The DEA seems committed to acting as tally-man, looking for patterns in the death toll to direct action on taking the most dangerous substances out of the supply chain.
And the agency won’t be looking to CUES as an addition source of data any time soon, Trainor made clear.
“We speak to a lot of people…and we all are working together to address the opioid epidemic,” Trainor said. However, he added, “I don’t think this is a surprise to anyone that no, the DEA as a federal law enforcement agency cannot come out and support or condone [safe injection sites] — and that’s kind of all we can say.”
On the other side, Ciccarone believes CUES may be, by definition, the perfect environment to detect the presence of a particularly deadly batch of heroin on Philly’s streets.

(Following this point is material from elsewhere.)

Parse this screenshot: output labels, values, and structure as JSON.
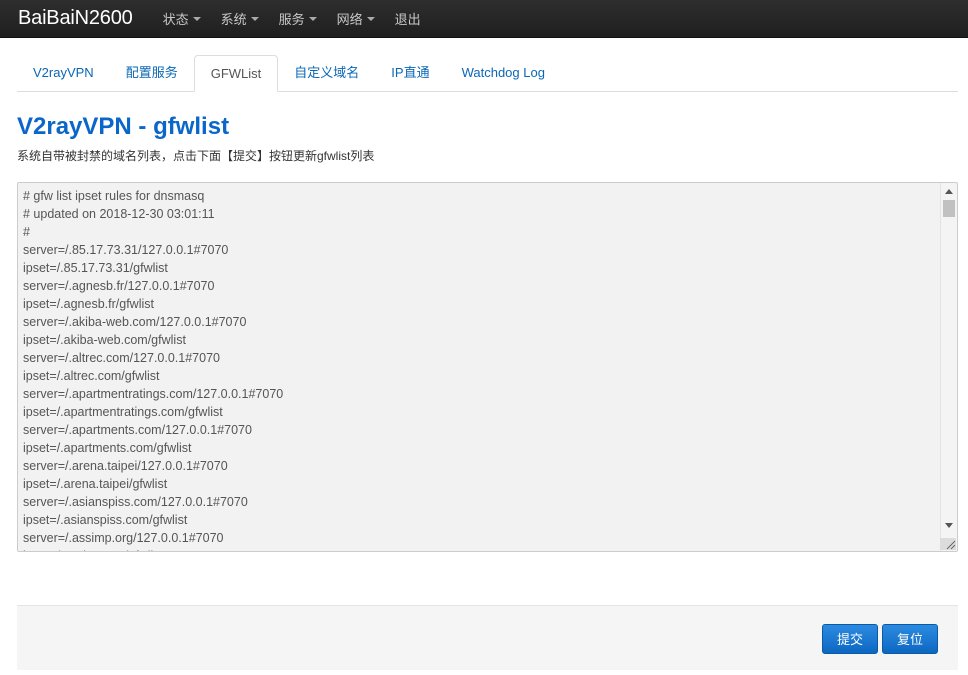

These are streets to which he is no stranger. In 2015, Ciccarone co-published a book for which he undertook an intensive ethnography that included lengthy interviews with users and dealers in Philly.
“I’ve spent a lot of time in Kensington, I know it well,” he said.

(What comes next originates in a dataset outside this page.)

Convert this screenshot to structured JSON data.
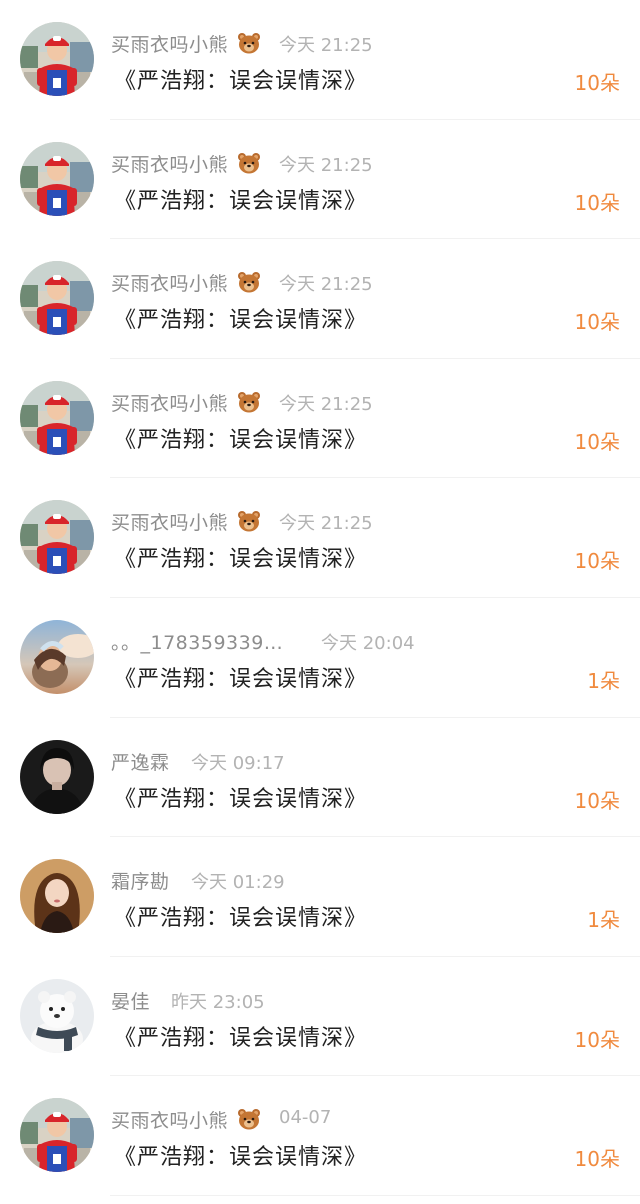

When an overdose occurs at a future CUES, said Ciccarone, not only would staff almost certainly be able to save a life with naloxone — there have been about 11,900 overdoses in total at supervised injection facilities in Canada and Australia, and no one has died, according to the AP — but the “hot batch” would be right there in the user’s syringe. Staff could test the dose and get much faster, more definitive results than a coroner can post-mortem, he said, after the body’s metabolism has altered the drug’s chemistry.
“People are going to bring in drugs from the street and those drugs can be tested on site,” he said, “and that gets you daily data that can be aggregated into weekly reports, which can tell you things like not just if fentanyl is around, but which stamps are being sold where.
This is critical, Ciccarone believes, because it is not so much the overall potency of fentanyl or other synthetics in the illicit market that has contributed to the current epidemic, but rather the wild fluctuations in potency from one “batch” to the next.
“It’s more than a drug problem. It’s a poisoning problem. It’s a contamination problem,” said Ciccarone.
“We have to get a little more clever about how we respond to it.”